The government has effectively three options. One, it can continue with the current market-related pricing system but nudge the companies to move prices incrementally and imperceptibly. Two, it can reduce the indirect taxes on petroleum products and forego its commitment to limit the fiscal deficit to 3 per cent of the GDP. And three, it could contemplate a variant of the old (and discredited) system of fixed returns with companies paying into an account (call it the “price stabilisation account”) as and when returns/margins exceed a predetermined cap and drawing down from the account when returns/margins fall below a stipulated minimum. These are not mutually exclusive options and each is rife with complexity. The purpose of this article is not to debate the pros and cons of these options. It is, instead, to remind the decision-makers of the adverse consequences of a policy misstep.
The price of petroleum products was last fully deregulated by the Atal Bihari Vajpayee government in April 2001. Three years on in July 2004, the UPA government reversed, de facto, this decision. They did so in the face of rising international prices. From 2004 to 2014, the price of products was effectively set by the Ministry of Petroleum. The political logic was understandable. The international market was on the boil and the government did not have the political will or the numbers to pass on the price increases to the consumer. The petroleum PSEs were directed to bear the burden. They were compelled to sell below cost and whilst their balance sheets were kept whole through government-issued IOUs, their cash balances were totally wiped out. To sustain operations, they were forced to borrow at commercial interest rates and their share price lagged well behind the Sensex. It is estimated that in 2012 and 2013, the PSEs “under-recovered” (a euphemism for loss) in excess of Rs 100,000 crore annually.
The financial plight of these companies was widely commented upon at the time. But what was not given sufficient attention was the consequential longer-term implications.

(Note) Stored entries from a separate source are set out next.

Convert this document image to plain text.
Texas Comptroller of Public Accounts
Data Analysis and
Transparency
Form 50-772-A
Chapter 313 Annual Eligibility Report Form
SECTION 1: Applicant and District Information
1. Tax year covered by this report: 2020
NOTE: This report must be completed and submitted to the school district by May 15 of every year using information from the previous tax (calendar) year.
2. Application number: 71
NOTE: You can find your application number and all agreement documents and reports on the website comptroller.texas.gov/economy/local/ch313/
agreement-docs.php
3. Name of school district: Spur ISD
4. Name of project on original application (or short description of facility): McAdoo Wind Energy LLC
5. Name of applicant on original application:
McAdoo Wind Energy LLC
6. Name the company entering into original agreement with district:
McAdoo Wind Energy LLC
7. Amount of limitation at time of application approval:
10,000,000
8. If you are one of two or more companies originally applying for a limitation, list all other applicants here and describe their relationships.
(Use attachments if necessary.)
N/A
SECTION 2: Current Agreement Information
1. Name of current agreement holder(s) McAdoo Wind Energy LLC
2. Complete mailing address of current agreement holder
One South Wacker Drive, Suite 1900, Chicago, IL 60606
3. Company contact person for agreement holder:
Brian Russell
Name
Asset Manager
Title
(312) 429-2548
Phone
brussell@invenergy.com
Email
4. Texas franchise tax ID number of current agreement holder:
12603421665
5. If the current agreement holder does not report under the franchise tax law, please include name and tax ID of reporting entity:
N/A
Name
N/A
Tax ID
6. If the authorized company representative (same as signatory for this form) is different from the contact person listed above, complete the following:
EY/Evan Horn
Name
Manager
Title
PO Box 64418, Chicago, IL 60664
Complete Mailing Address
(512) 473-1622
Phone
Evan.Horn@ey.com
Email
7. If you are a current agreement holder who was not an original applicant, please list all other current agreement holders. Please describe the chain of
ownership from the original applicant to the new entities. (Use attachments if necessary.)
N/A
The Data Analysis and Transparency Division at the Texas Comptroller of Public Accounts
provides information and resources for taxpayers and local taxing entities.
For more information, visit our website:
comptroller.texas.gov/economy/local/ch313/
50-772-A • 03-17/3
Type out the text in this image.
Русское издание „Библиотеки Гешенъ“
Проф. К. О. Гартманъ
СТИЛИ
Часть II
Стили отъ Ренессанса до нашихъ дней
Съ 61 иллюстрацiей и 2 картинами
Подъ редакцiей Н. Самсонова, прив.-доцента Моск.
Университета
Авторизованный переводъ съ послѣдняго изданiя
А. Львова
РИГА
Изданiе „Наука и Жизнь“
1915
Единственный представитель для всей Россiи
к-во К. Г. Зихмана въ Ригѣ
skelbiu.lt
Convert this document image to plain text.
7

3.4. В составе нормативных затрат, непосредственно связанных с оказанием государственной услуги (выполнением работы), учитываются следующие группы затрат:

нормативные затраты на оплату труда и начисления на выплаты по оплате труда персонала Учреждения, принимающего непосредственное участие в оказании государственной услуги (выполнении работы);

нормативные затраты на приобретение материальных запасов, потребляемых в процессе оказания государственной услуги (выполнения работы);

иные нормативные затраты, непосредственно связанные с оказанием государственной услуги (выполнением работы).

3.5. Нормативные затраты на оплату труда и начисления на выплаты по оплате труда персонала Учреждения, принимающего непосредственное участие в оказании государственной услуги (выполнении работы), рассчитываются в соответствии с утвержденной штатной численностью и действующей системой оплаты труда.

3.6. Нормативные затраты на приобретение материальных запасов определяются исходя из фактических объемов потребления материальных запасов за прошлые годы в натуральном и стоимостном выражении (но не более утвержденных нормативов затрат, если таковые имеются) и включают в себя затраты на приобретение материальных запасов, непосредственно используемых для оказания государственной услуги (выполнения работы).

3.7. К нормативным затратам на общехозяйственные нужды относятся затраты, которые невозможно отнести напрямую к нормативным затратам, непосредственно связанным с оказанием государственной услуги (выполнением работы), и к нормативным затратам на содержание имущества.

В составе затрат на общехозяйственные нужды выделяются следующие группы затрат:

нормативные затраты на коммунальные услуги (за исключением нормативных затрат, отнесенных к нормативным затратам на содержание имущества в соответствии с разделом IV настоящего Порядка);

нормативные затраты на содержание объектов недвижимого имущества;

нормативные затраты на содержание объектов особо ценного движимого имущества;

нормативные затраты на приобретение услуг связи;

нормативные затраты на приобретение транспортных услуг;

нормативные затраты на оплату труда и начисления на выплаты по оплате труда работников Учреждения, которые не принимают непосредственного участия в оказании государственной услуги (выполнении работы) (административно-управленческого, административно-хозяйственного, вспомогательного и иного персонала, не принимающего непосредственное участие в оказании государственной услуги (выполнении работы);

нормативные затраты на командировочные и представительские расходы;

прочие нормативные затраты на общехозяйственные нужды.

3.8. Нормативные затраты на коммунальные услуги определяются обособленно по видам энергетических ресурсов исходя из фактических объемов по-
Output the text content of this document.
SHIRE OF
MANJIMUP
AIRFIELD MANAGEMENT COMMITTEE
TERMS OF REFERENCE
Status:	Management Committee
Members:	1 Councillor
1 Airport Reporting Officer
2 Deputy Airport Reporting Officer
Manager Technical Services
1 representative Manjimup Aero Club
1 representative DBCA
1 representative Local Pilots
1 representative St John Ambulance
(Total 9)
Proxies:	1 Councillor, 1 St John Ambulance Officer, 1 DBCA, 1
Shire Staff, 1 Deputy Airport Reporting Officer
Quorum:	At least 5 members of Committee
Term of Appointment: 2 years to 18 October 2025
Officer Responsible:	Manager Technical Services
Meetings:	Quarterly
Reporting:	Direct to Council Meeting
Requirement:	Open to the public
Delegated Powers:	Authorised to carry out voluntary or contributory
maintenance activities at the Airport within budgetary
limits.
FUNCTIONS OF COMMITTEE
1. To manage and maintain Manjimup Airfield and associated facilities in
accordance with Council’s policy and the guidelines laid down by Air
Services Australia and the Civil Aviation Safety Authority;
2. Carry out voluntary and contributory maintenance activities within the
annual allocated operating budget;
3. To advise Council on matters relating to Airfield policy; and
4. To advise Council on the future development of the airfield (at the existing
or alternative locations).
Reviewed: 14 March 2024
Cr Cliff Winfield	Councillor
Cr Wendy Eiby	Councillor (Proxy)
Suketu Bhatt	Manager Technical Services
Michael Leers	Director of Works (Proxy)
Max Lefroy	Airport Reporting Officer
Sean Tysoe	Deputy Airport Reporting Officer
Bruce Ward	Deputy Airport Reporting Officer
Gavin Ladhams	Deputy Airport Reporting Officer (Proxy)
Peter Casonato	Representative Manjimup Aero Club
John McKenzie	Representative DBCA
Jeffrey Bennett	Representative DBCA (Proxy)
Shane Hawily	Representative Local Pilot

This was, however, potentially even more damaging. ONGC, for instance, had to cut back on its exploration expenditure because it received only 55 per cent to 60 per cent of the revenues due to it from the sale of its crude oil. The balance was sequestered for “financing” the losses. And, IOC, BPCL and HPCL were compelled to cut back or delay investments for the upgradation of refineries to meet global emission norms, pipeline and other infrastructure facilities and R&D. It would be a stretch to claim that this policy decision is the reason India’s dependence on oil imports has steadily increased — it is now around 83 per cent — and/or why 14 of our cities are in WHO’s list of the 15-most polluted (PM 2.5) cities in the world. But it would not be a stretch to suggest that it has been a contributory factor. The policy slowed down our exploration efforts; it encouraged wasteful consumption and it led to the “dieselisation” of the economy.
The government must not repeat this mistake. Whatever it does in response to a high oil price regime, it must not ask the PSEs to bear the burden. It must not weaken the sinews of a competitive petroleum industry.